Placing the Artificial Lens

The replacement lens, called an intraocular lens (IOL), is folded and inserted through the same small incision. Once inside the eye, it unfolds and is positioned within the original capsule. The lens is permanent and designed to last a lifetime.

You’ll choose your lens type with your surgeon before the procedure, based on your vision goals and eye anatomy. There are three main categories:

  • Monofocal lenses correct vision at one distance. Most people choose to set them for distance vision (useful for driving and general daily life) and then wear reading glasses for close-up tasks.
  • Multifocal lenses have several focal zones built in, allowing your brain to select the right focus for different tasks like reading or driving. They can significantly reduce your dependence on glasses.
  • Toric lenses are specifically designed for people with astigmatism. They correct the way light hits the retina, reducing glare and halos that astigmatism causes. Toric lenses come in monofocal or multifocal versions.

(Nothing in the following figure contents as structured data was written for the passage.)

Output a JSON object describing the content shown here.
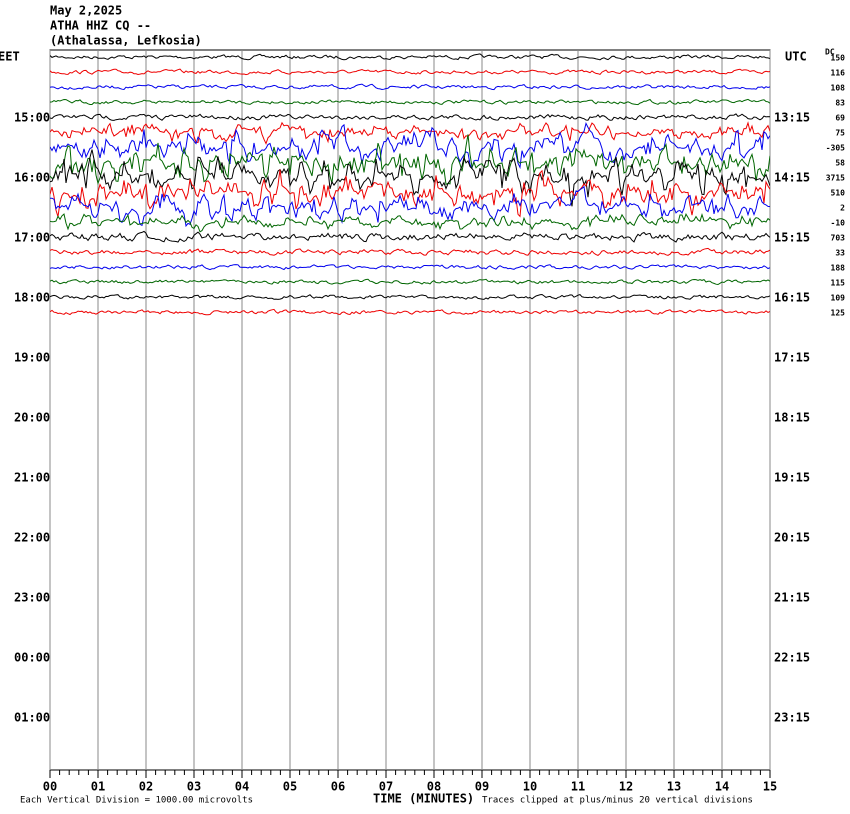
{
  "header": {
    "date": "May 2,2025",
    "station": "ATHA HHZ CQ --",
    "location": "(Athalassa, Lefkosia)"
  },
  "left_axis": {
    "title": "EET",
    "labels": [
      "15:00",
      "16:00",
      "17:00",
      "18:00",
      "19:00",
      "20:00",
      "21:00",
      "22:00",
      "23:00",
      "00:00",
      "01:00"
    ]
  },
  "right_axis": {
    "title": "UTC",
    "labels": [
      "13:15",
      "14:15",
      "15:15",
      "16:15",
      "17:15",
      "18:15",
      "19:15",
      "20:15",
      "21:15",
      "22:15",
      "23:15"
    ]
  },
  "dc": {
    "title": "DC",
    "offsets": [
      "150",
      "116",
      "108",
      "83",
      "69",
      "75",
      "-305",
      "58",
      "3715",
      "510",
      "2",
      "-10",
      "703",
      "33",
      "188",
      "115",
      "109",
      "125"
    ]
  },
  "x_axis": {
    "labels": [
      "00",
      "01",
      "02",
      "03",
      "04",
      "05",
      "06",
      "07",
      "08",
      "09",
      "10",
      "11",
      "12",
      "13",
      "14",
      "15"
    ],
    "title": "TIME (MINUTES)"
  },
  "footer": {
    "scale": "Each Vertical Division = 1000.00 microvolts",
    "clip": "Traces clipped at plus/minus 20 vertical divisions"
  }
}
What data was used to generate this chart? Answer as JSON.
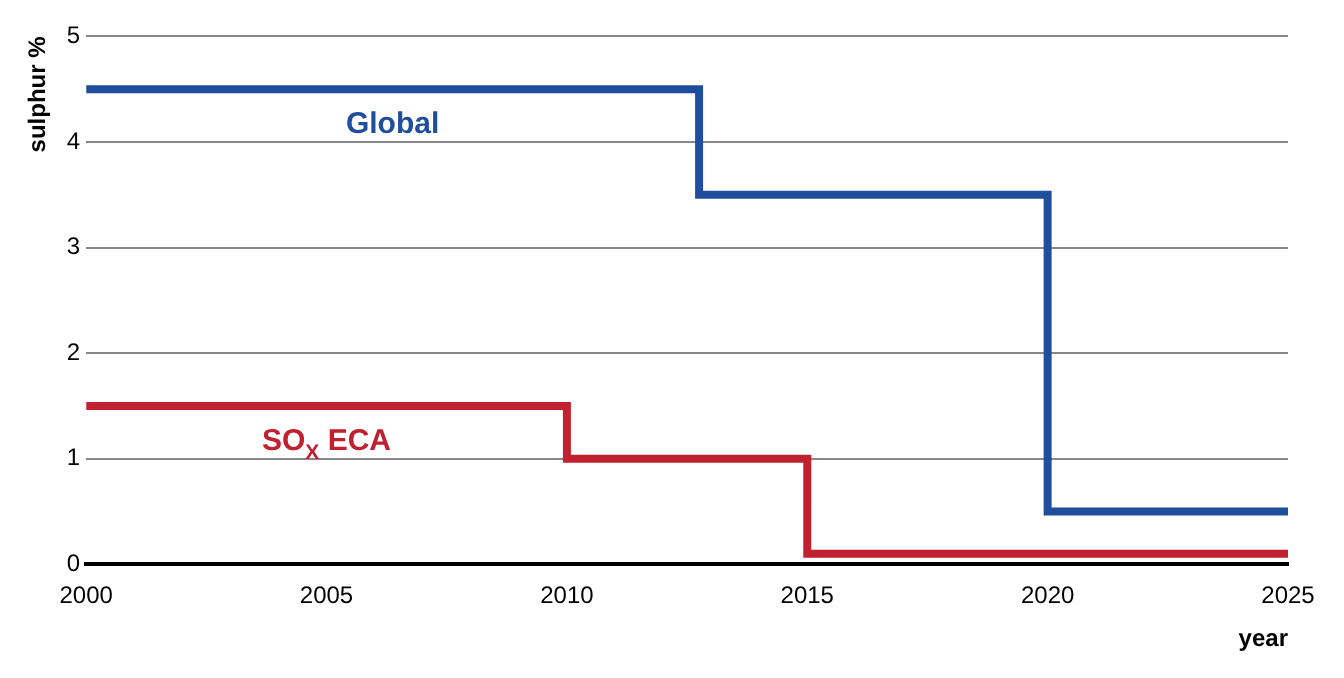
{
  "chart_data": {
    "type": "step",
    "xlabel": "year",
    "ylabel": "sulphur %",
    "xlim": [
      2000,
      2025
    ],
    "xticks": [
      2000,
      2005,
      2010,
      2015,
      2020,
      2025
    ],
    "ylim": [
      0,
      5
    ],
    "yticks": [
      0,
      1,
      2,
      3,
      4,
      5
    ],
    "grid": "y",
    "legend": false,
    "series": [
      {
        "name": "Global",
        "color": "#1f4e9c",
        "x": [
          2000,
          2012.75,
          2020,
          2025
        ],
        "values": [
          4.5,
          3.5,
          0.5,
          0.5
        ]
      },
      {
        "name": "SO$_{X}$ ECA",
        "color": "#c0202f",
        "x": [
          2000,
          2010,
          2015,
          2025
        ],
        "values": [
          1.5,
          1.0,
          0.1,
          0.1
        ]
      }
    ]
  }
}
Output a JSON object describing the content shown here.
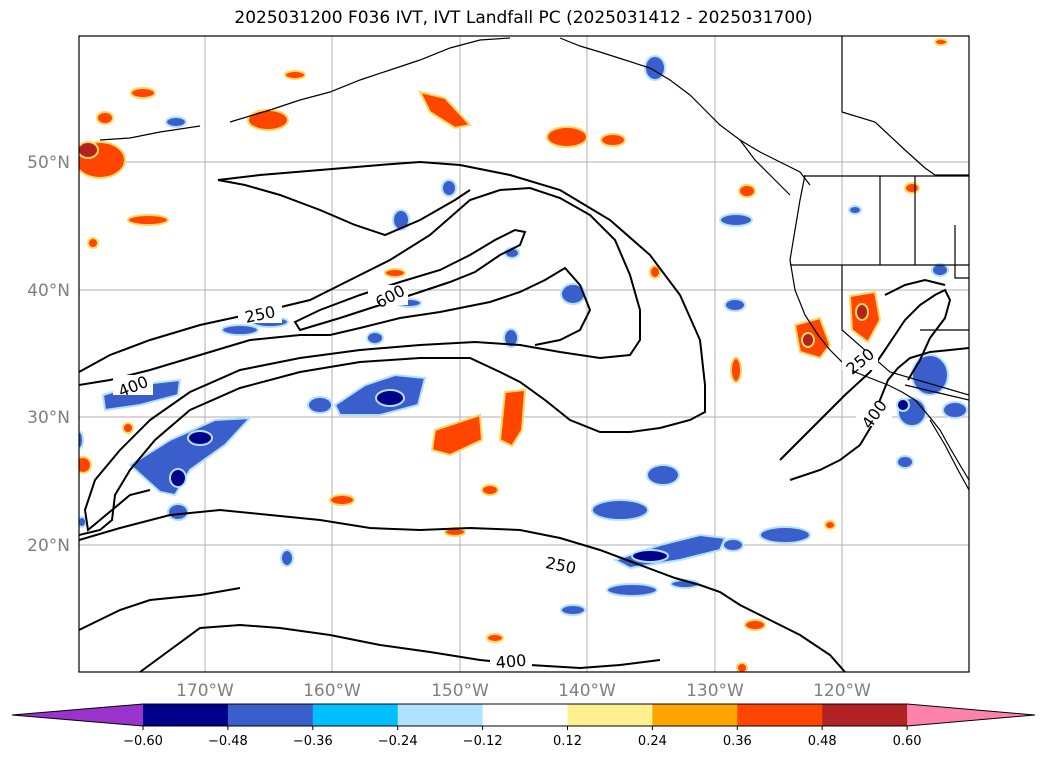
{
  "title": "2025031200 F036 IVT, IVT Landfall PC (2025031412 - 2025031700)",
  "lat_labels": [
    "50°N",
    "40°N",
    "30°N",
    "20°N"
  ],
  "lon_labels": [
    "170°W",
    "160°W",
    "150°W",
    "140°W",
    "130°W",
    "120°W"
  ],
  "contour_labels": [
    "250",
    "600",
    "400",
    "250",
    "400",
    "250",
    "400"
  ],
  "colorbar": {
    "ticks": [
      "−0.60",
      "−0.48",
      "−0.36",
      "−0.24",
      "−0.12",
      "0.12",
      "0.24",
      "0.36",
      "0.48",
      "0.60"
    ],
    "colors": [
      "#9a32cd",
      "#00008b",
      "#3a5fcd",
      "#00bfff",
      "#b0e2ff",
      "#ffffff",
      "#fff08f",
      "#ffa500",
      "#ff4500",
      "#b22222",
      "#ff82ab"
    ]
  }
}
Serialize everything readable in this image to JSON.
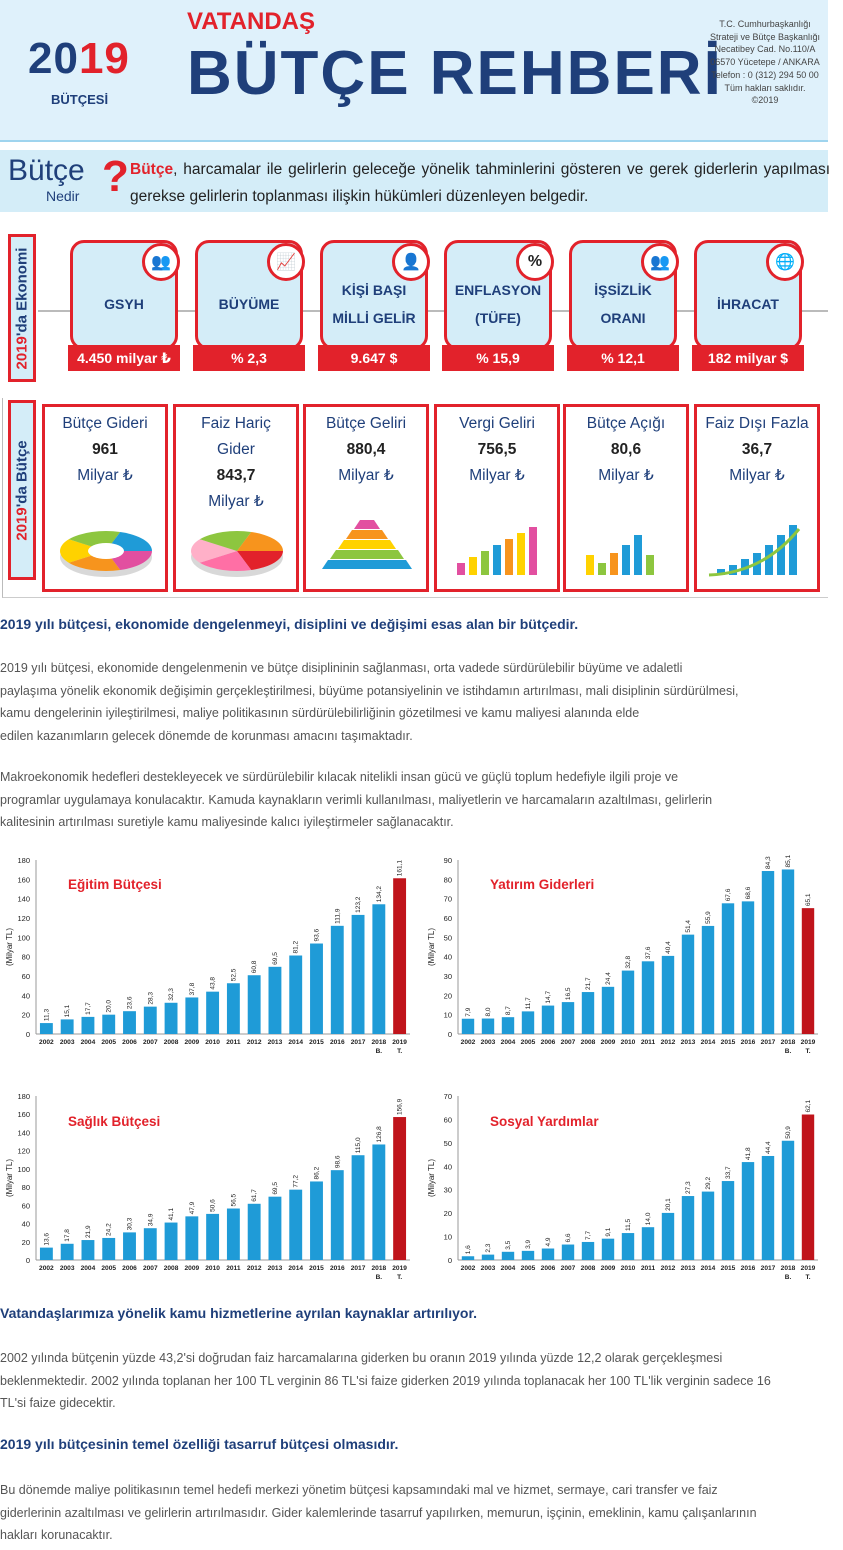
{
  "header": {
    "year_prefix": "20",
    "year_suffix": "19",
    "year_sub": "BÜTÇESİ",
    "small_title": "VATANDAŞ",
    "big_title": "BÜTÇE REHBERİ",
    "address": [
      "T.C. Cumhurbaşkanlığı",
      "Strateji ve Bütçe Başkanlığı",
      "Necatibey Cad. No.110/A",
      "06570 Yücetepe / ANKARA",
      "Telefon : 0 (312) 294 50 00",
      "Tüm hakları saklıdır.",
      "©2019"
    ]
  },
  "nedir": {
    "word": "Bütçe",
    "sub": "Nedir",
    "qmark": "?",
    "term": "Bütçe",
    "definition": ", harcamalar ile gelirlerin geleceğe yönelik tahminlerini gösteren ve gerek giderlerin yapılması gerekse gelirlerin toplanması ilişkin hükümleri düzenleyen belgedir."
  },
  "economy": {
    "label_year": "2019",
    "label_rest": "'da Ekonomi",
    "items": [
      {
        "label": "GSYH",
        "value": "4.450 milyar ₺",
        "icon": "people-icon",
        "glyph": "👥"
      },
      {
        "label": "BÜYÜME",
        "value": "% 2,3",
        "icon": "growth-chart-icon",
        "glyph": "📈"
      },
      {
        "label": "KİŞİ BAŞI MİLLİ GELİR",
        "value": "9.647 $",
        "icon": "person-icon",
        "glyph": "👤"
      },
      {
        "label": "ENFLASYON (TÜFE)",
        "value": "% 15,9",
        "icon": "percent-icon",
        "glyph": "%"
      },
      {
        "label": "İŞSİZLİK ORANI",
        "value": "% 12,1",
        "icon": "meeting-icon",
        "glyph": "👥"
      },
      {
        "label": "İHRACAT",
        "value": "182 milyar $",
        "icon": "globe-icon",
        "glyph": "🌐"
      }
    ]
  },
  "budget": {
    "label_year": "2019",
    "label_rest": "'da Bütçe",
    "items": [
      {
        "l1": "Bütçe Gideri",
        "v": "961",
        "u": "Milyar ₺",
        "img": "donut-chart-icon"
      },
      {
        "l1": "Faiz Hariç",
        "l2": "Gider",
        "v": "843,7",
        "u": "Milyar ₺",
        "img": "pie-chart-icon"
      },
      {
        "l1": "Bütçe Geliri",
        "v": "880,4",
        "u": "Milyar ₺",
        "img": "pyramid-icon"
      },
      {
        "l1": "Vergi Geliri",
        "v": "756,5",
        "u": "Milyar ₺",
        "img": "bar-chart-icon"
      },
      {
        "l1": "Bütçe Açığı",
        "v": "80,6",
        "u": "Milyar ₺",
        "img": "column-chart-icon"
      },
      {
        "l1": "Faiz Dışı Fazla",
        "v": "36,7",
        "u": "Milyar ₺",
        "img": "growth-arrow-icon"
      }
    ]
  },
  "sections": {
    "h1": "2019 yılı bütçesi, ekonomide dengelenmeyi, disiplini ve değişimi esas alan bir bütçedir.",
    "p1": [
      "2019 yılı bütçesi, ekonomide dengelenmenin ve bütçe disiplininin sağlanması, orta vadede sürdürülebilir büyüme ve adaletli",
      "paylaşıma yönelik ekonomik değişimin gerçekleştirilmesi, büyüme potansiyelinin ve istihdamın artırılması, mali disiplinin sürdürülmesi,",
      "kamu dengelerinin iyileştirilmesi, maliye politikasının sürdürülebilirliğinin gözetilmesi ve kamu maliyesi alanında elde",
      "edilen kazanımların gelecek dönemde de korunması amacını taşımaktadır."
    ],
    "p2": [
      "Makroekonomik hedefleri destekleyecek ve sürdürülebilir kılacak nitelikli insan gücü ve güçlü toplum hedefiyle ilgili proje ve",
      "programlar uygulamaya konulacaktır. Kamuda kaynakların verimli kullanılması, maliyetlerin ve harcamaların azaltılması, gelirlerin",
      "kalitesinin artırılması suretiyle kamu maliyesinde kalıcı iyileştirmeler sağlanacaktır."
    ],
    "h2": "Vatandaşlarımıza yönelik kamu hizmetlerine ayrılan kaynaklar artırılıyor.",
    "p3": [
      "2002 yılında bütçenin yüzde 43,2'si doğrudan faiz harcamalarına giderken bu oranın 2019 yılında yüzde 12,2 olarak gerçekleşmesi",
      "beklenmektedir. 2002 yılında toplanan her 100 TL verginin 86 TL'si faize giderken 2019 yılında toplanacak her 100 TL'lik verginin sadece 16",
      "TL'si faize gidecektir."
    ],
    "h3": "2019 yılı bütçesinin temel özelliği tasarruf bütçesi olmasıdır.",
    "p4": [
      "Bu dönemde maliye politikasının temel hedefi merkezi yönetim bütçesi kapsamındaki mal ve hizmet, sermaye, cari transfer ve faiz",
      "giderlerinin azaltılması ve gelirlerin artırılmasıdır. Gider kalemlerinde tasarruf yapılırken, memurun, işçinin, emeklinin, kamu çalışanlarının",
      "hakları korunacaktır."
    ]
  },
  "colors": {
    "blue": "#1f9bd7",
    "red": "#c0141b",
    "navy": "#1f3f7a",
    "accent": "#e2222b"
  },
  "chart_data": [
    {
      "type": "bar",
      "title": "Eğitim Bütçesi",
      "ylabel": "(Milyar TL)",
      "ylim": [
        0,
        180
      ],
      "yticks": [
        0,
        20,
        40,
        60,
        80,
        100,
        120,
        140,
        160,
        180
      ],
      "categories": [
        "2002",
        "2003",
        "2004",
        "2005",
        "2006",
        "2007",
        "2008",
        "2009",
        "2010",
        "2011",
        "2012",
        "2013",
        "2014",
        "2015",
        "2016",
        "2017",
        "2018",
        "2019"
      ],
      "sublabels": {
        "2018": "B.",
        "2019": "T."
      },
      "values": [
        11.3,
        15.1,
        17.7,
        20.0,
        23.6,
        28.3,
        32.3,
        37.8,
        43.8,
        52.5,
        60.8,
        69.5,
        81.2,
        93.6,
        111.9,
        123.2,
        134.2,
        161.1
      ],
      "labels": [
        "11,3",
        "15,1",
        "17,7",
        "20,0",
        "23,6",
        "28,3",
        "32,3",
        "37,8",
        "43,8",
        "52,5",
        "60,8",
        "69,5",
        "81,2",
        "93,6",
        "111,9",
        "123,2",
        "134,2",
        "161,1"
      ]
    },
    {
      "type": "bar",
      "title": "Yatırım Giderleri",
      "ylabel": "(Milyar TL)",
      "ylim": [
        0,
        90
      ],
      "yticks": [
        0,
        10,
        20,
        30,
        40,
        50,
        60,
        70,
        80,
        90
      ],
      "categories": [
        "2002",
        "2003",
        "2004",
        "2005",
        "2006",
        "2007",
        "2008",
        "2009",
        "2010",
        "2011",
        "2012",
        "2013",
        "2014",
        "2015",
        "2016",
        "2017",
        "2018",
        "2019"
      ],
      "sublabels": {
        "2018": "B.",
        "2019": "T."
      },
      "values": [
        7.9,
        8.0,
        8.7,
        11.7,
        14.7,
        16.5,
        21.7,
        24.4,
        32.8,
        37.6,
        40.4,
        51.4,
        55.9,
        67.6,
        68.6,
        84.3,
        85.1,
        65.1
      ],
      "labels": [
        "7,9",
        "8,0",
        "8,7",
        "11,7",
        "14,7",
        "16,5",
        "21,7",
        "24,4",
        "32,8",
        "37,6",
        "40,4",
        "51,4",
        "55,9",
        "67,6",
        "68,6",
        "84,3",
        "85,1",
        "65,1"
      ]
    },
    {
      "type": "bar",
      "title": "Sağlık Bütçesi",
      "ylabel": "(Milyar TL)",
      "ylim": [
        0,
        180
      ],
      "yticks": [
        0,
        20,
        40,
        60,
        80,
        100,
        120,
        140,
        160,
        180
      ],
      "categories": [
        "2002",
        "2003",
        "2004",
        "2005",
        "2006",
        "2007",
        "2008",
        "2009",
        "2010",
        "2011",
        "2012",
        "2013",
        "2014",
        "2015",
        "2016",
        "2017",
        "2018",
        "2019"
      ],
      "sublabels": {
        "2018": "B.",
        "2019": "T."
      },
      "values": [
        13.6,
        17.8,
        21.9,
        24.2,
        30.3,
        34.9,
        41.1,
        47.9,
        50.6,
        56.5,
        61.7,
        69.5,
        77.2,
        86.2,
        98.6,
        115.0,
        126.8,
        156.9
      ],
      "labels": [
        "13,6",
        "17,8",
        "21,9",
        "24,2",
        "30,3",
        "34,9",
        "41,1",
        "47,9",
        "50,6",
        "56,5",
        "61,7",
        "69,5",
        "77,2",
        "86,2",
        "98,6",
        "115,0",
        "126,8",
        "156,9"
      ]
    },
    {
      "type": "bar",
      "title": "Sosyal Yardımlar",
      "ylabel": "(Milyar TL)",
      "ylim": [
        0,
        70
      ],
      "yticks": [
        0,
        10,
        20,
        30,
        40,
        50,
        60,
        70
      ],
      "categories": [
        "2002",
        "2003",
        "2004",
        "2005",
        "2006",
        "2007",
        "2008",
        "2009",
        "2010",
        "2011",
        "2012",
        "2013",
        "2014",
        "2015",
        "2016",
        "2017",
        "2018",
        "2019"
      ],
      "sublabels": {
        "2018": "B.",
        "2019": "T."
      },
      "values": [
        1.6,
        2.3,
        3.5,
        3.9,
        4.9,
        6.6,
        7.7,
        9.1,
        11.5,
        14.0,
        20.1,
        27.3,
        29.2,
        33.7,
        41.8,
        44.4,
        50.9,
        62.1
      ],
      "labels": [
        "1,6",
        "2,3",
        "3,5",
        "3,9",
        "4,9",
        "6,6",
        "7,7",
        "9,1",
        "11,5",
        "14,0",
        "20,1",
        "27,3",
        "29,2",
        "33,7",
        "41,8",
        "44,4",
        "50,9",
        "62,1"
      ]
    }
  ]
}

Precise placement of the lens matters. If the lens isn’t well centered, especially with multifocal or toric models, the visual results suffer. This is one area where newer technology has made a measurable difference.

Laser-Assisted Cataract Surgery

Some surgeons use a femtosecond laser to perform certain steps that are otherwise done by hand. Before the laser fires, a camera and ultrasound device maps the surface of your eye and the internal structures of your lens. That map is fed into a computer, which programs the laser for the exact location, size, and depth of each cut.

The laser can create the corneal incision, make the circular opening in the lens capsule, and soften the cataract before the ultrasound probe finishes breaking it apart. The ultrasound step still happens, but because the laser has already pre-softened the lens, less ultrasound energy is needed.

The main advantage is precision. The laser creates more consistent, accurately placed openings in the capsule, which helps center the artificial lens. This matters most when you’re receiving a premium lens like a multifocal or toric, where exact positioning directly affects visual quality. For a standard monofocal lens, the practical difference between laser-assisted and traditional surgery is less significant for most patients.

The First 48 Hours After Surgery

You’ll go home the same day, usually within an hour or so of the procedure. Your eye may feel scratchy, watery, or mildly irritated. Vision is often noticeably better within a day, though it will still be blurry as your eye adjusts.

The first two days have the strictest physical restrictions. Don’t bend over or put your head below your waist, because this increases pressure inside the eye and can interfere with healing. Be gentle when sneezing or coughing. You’ll typically wear a protective shield over the eye while sleeping to prevent accidental rubbing.

Your surgeon will prescribe eye drops, usually a combination to prevent infection and control inflammation. Keeping up with the drop schedule matters more than almost anything else you do during recovery.

Returning to Normal Activities

Most people can take a light walk the day after surgery. Activities that involve more exertion, like running, cycling, tennis, golf, or sex, are generally safe after 7 to 10 days. Swimming requires the longest wait, about two weeks, because pool or lake water introduces bacteria and chemicals that can cause infection or irritation in a healing eye.

Vision continues to sharpen over the first few weeks. For most people, it takes two to three weeks for vision to fully stabilize. Your surgeon will check your progress and let you know when it’s safe to drive and when to get fitted for new glasses if you need them.

If you need surgery on both eyes, the second eye is typically done a few weeks after the first, once the initial eye has healed enough to confirm everything went well. The process is identical the second time around.